"She said she would pray for me. I asked her why. She said she prayed for many people. I asked her why. Stooped and frail, she wore the lassitude of ninety-seven years as transparently as she wore the pale blue wool sweater that seemed to grow from her shoulders. I had seen her before in the hurried and harried rounds I make here. My progress notes say repeatedly, 'No problems reported.' But today I took the time to listen."

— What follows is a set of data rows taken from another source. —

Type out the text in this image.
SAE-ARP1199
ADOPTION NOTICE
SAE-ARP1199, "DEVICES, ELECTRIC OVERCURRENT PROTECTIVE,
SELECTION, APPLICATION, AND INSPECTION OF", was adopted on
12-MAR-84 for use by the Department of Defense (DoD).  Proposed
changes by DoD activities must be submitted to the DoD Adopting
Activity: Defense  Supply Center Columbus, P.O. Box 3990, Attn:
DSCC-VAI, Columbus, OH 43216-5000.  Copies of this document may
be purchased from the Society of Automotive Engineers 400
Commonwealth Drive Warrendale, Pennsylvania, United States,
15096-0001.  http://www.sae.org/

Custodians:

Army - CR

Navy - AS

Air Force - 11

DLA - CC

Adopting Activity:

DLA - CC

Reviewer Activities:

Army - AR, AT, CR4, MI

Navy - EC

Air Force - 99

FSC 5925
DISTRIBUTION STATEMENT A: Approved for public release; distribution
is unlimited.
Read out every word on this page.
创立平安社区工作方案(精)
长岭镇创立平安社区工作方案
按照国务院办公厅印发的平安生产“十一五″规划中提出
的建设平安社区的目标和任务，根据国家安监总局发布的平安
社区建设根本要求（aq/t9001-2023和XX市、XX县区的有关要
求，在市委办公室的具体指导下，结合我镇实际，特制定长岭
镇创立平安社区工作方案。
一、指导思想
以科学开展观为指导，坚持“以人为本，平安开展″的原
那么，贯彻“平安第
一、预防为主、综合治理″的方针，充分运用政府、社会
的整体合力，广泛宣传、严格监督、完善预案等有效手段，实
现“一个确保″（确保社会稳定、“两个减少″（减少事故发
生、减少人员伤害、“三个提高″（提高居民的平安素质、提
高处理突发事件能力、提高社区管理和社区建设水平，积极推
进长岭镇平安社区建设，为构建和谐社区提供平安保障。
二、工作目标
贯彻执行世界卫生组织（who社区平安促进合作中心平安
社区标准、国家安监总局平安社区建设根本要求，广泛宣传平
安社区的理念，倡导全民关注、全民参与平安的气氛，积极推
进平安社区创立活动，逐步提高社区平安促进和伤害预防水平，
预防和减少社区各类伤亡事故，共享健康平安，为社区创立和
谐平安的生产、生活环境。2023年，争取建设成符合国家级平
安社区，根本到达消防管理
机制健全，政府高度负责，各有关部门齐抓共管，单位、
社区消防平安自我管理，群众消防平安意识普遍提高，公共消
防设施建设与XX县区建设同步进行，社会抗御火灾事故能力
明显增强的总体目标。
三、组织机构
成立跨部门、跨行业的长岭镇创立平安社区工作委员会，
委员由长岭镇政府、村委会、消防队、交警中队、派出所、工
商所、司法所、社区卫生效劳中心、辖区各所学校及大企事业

Every patient tells a story. Drawing on a forty-year medical career, Dr. Larry Kramer has written about some of the people he has met along the way. The stories chronicle love and loss, tragedy and comedy, and empathetically observe patients who live and die, some with courage and some with fear. These accounts frame the story of one physician's life and how it was shaped, changed, and guided by those he encountered every day. The young, the old, the happy, the sad, and the suffering all bring gifts beyond measure.
Narratives of medicine are increasingly recognized as key components of the therapeutic experience. The Journal of the American Medical Association suggested in 2001, "Narrative medicine can examine and illuminate four of medicine's central narrative situations: physician and patient, physician and self, physician and colleagues, and physician and society." It enables patients, physicians, and others to be moved by stories of illness. Thus we share a common humanity. We all have stories. Our heroes are among us.